4. Dress appropriately: When it comes to dressing during summer months, wearing light-colored clothing that’s made from breathable fabrics, and avoiding heavy layers can help keep body temperatures better regulated. Check out this clothing designed to keep you cool.
5. Take breaks: If someone is going outside in extreme heat, they should take frequent breaks or move into shaded areas every 15 minutes or so. They should also keep drinking plenty of fluids and stay hydrated throughout the day.
6. Limit strenuous activities: Doing strenuous activities like gardening, mowing the lawn, or exercising in extreme heat can cause a strain on the body. Try to do these things in the cool of the morning or toward the end of the day and take frequent breaks when being active.
7. Use sunscreen: Even if someone isn’t spending much time outside, it’s still important to wear sunscreen to protect against UV rays. Sunburns can impair the body’s ability to cool itself, leading to further heat-related issues.
How Seniors Can Stay Cool In The Summer
As the saying goes, an ounce of prevention is worth a pound of cure. The best way to reduce heat-related problems is to try to avoid them in the first place.
Here are some tips for ways seniors can stay cool in the summer:
1. Stay in air-conditioned areas and limit outdoor activities during extreme heat events: As we’ve been saying, air-conditioning can be a lifesaver on hot days. It helps regulate body temperature and prevents heat-related illnesses.
If at all possible, an older person’s home should be air conditioned when temperatures soar outside.
If they don’t have air conditioning, using fans in combination with rubbing the face, arms, and legs with moist cloths or towels can help, as can spending the hottest part of the day in a cooler place, such as a senior center, a nearby shopping mall, or even a movie theater.
2. Dress for the heat: Wear light-colored, loose-fitting clothing made of breathable fabrics to help keep the body cool and allow it to better regulate its internal temperature. When going outside, it’s also a good idea to wear a broad-brimmed hat to keep the sun off your head (like this one).
3. Drink lots of fluids: Staying hydrated with water or electrolyte drinks is essential for avoiding dehydration which can cause heat exhaustion or other health issues in extreme temperatures. If you have to be outside for a long period of time in the heat, carrying electrolyte tablets like these can replace those lost to sweating.
4. Take cool showers or baths: Taking cold showers or baths can help cool off the body quickly.
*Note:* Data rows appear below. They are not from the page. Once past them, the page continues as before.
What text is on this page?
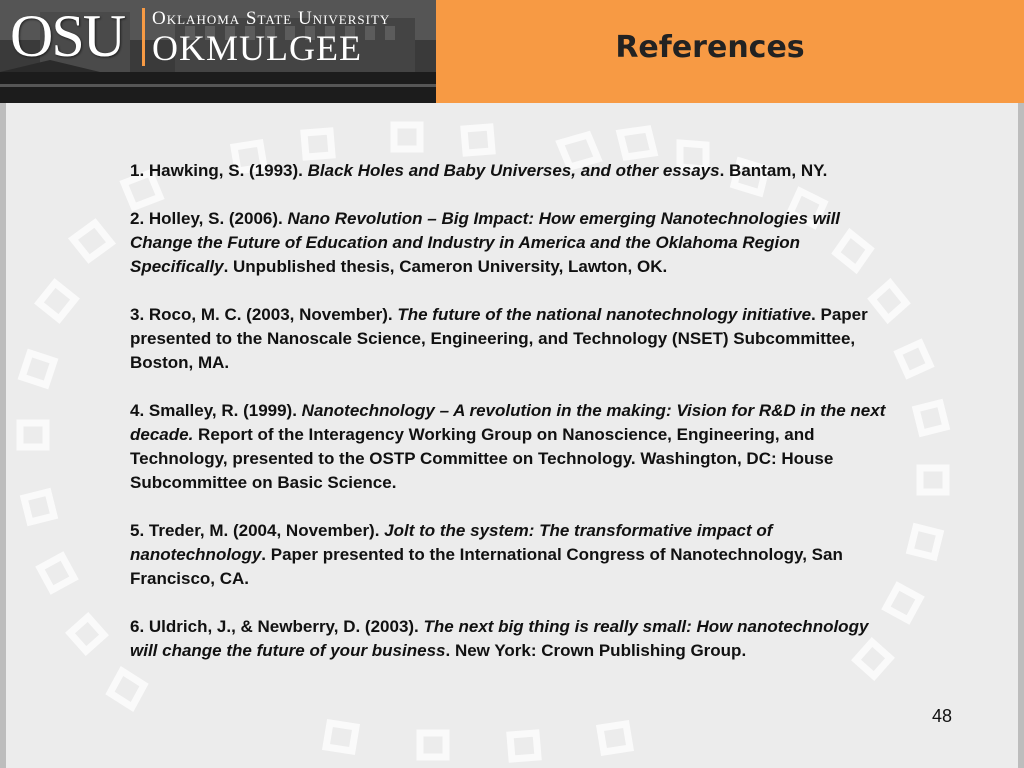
OSU Oklahoma State University
OKMULGEE	References

1. Hawking, S. (1993). Black Holes and Baby Universes, and other essays. Bantam, NY.

2. Holley, S. (2006). Nano Revolution – Big Impact: How emerging Nanotechnologies will Change the Future of Education and Industry in America and the Oklahoma Region Specifically. Unpublished thesis, Cameron University, Lawton, OK.

3. Roco, M. C. (2003, November). The future of the national nanotechnology initiative. Paper presented to the Nanoscale Science, Engineering, and Technology (NSET) Subcommittee, Boston, MA.

4. Smalley, R. (1999). Nanotechnology – A revolution in the making: Vision for R&D in the next decade. Report of the Interagency Working Group on Nanoscience, Engineering, and Technology, presented to the OSTP Committee on Technology. Washington, DC: House Subcommittee on Basic Science.

5. Treder, M. (2004, November). Jolt to the system: The transformative impact of nanotechnology. Paper presented to the International Congress of Nanotechnology, San Francisco, CA.

6. Uldrich, J., & Newberry, D. (2003). The next big thing is really small: How nanotechnology will change the future of your business. New York: Crown Publishing Group.

48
5. Use a fan: Using a fan or air conditioning unit in areas where it may be difficult to stay cool can help provide relief from the summer heat. If you are going to be outside, a handheld mister fan like these can help as can cooling towels that you wet down and wear around your neck.
6. Stay out of direct sunlight: Staying out of direct sunlight during peak hours can help prevent sunburns and other health issues that are caused by being exposed to extreme temperatures for too long.
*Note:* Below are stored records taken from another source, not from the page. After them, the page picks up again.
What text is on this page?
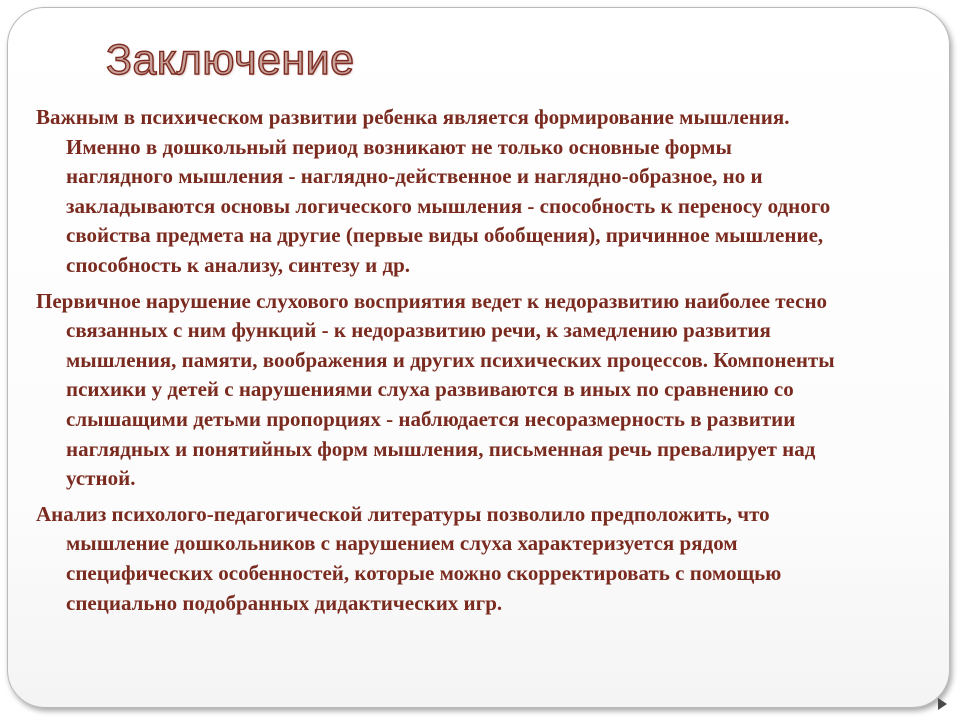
Заключение

Важным в психическом развитии ребенка является формирование мышления.
Именно в дошкольный период возникают не только основные формы
наглядного мышления - наглядно-действенное и наглядно-образное, но и
закладываются основы логического мышления - способность к переносу одного
свойства предмета на другие (первые виды обобщения), причинное мышление,
способность к анализу, синтезу и др.

Первичное нарушение слухового восприятия ведет к недоразвитию наиболее тесно
связанных с ним функций - к недоразвитию речи, к замедлению развития
мышления, памяти, воображения и других психических процессов. Компоненты
психики у детей с нарушениями слуха развиваются в иных по сравнению со
слышащими детьми пропорциях - наблюдается несоразмерность в развитии
наглядных и понятийных форм мышления, письменная речь превалирует над
устной.

Анализ психолого-педагогической литературы позволило предположить, что
мышление дошкольников с нарушением слуха характеризуется рядом
специфических особенностей, которые можно скорректировать с помощью
специально подобранных дидактических игр.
7. Use sunscreen: Even if someone isn’t spending much time outside, it’s still important to wear sunscreen as it helps protect against UV rays which can impair the body’s ability to cool itself, leading to further heat-related issues.
The summer heat can be especially difficult for the elderly, but there are many ways to help them stay cool and safe in hot weather.
From drinking lots of fluids and taking cold showers or baths, to using air conditioning, fans or other cooling sources, and wearing sunscreen when venturing outside, these tips will help ensure that seniors remain comfortable and healthy even in extreme temperatures.
Also, it is helpful to remind the elderly to stay hydrated throughout the day and to offer support with staying cool in places where it might be difficult to do.
Finally, it is important to check in on elderly loved ones regularly and keep an eye out for signs they may be dehydrated or experiencing heat-related illnesses, such as dizziness, confusion or excessive sweating.
If any of these symptoms occur, seek medical attention immediately to ensure that they receive the best possible care.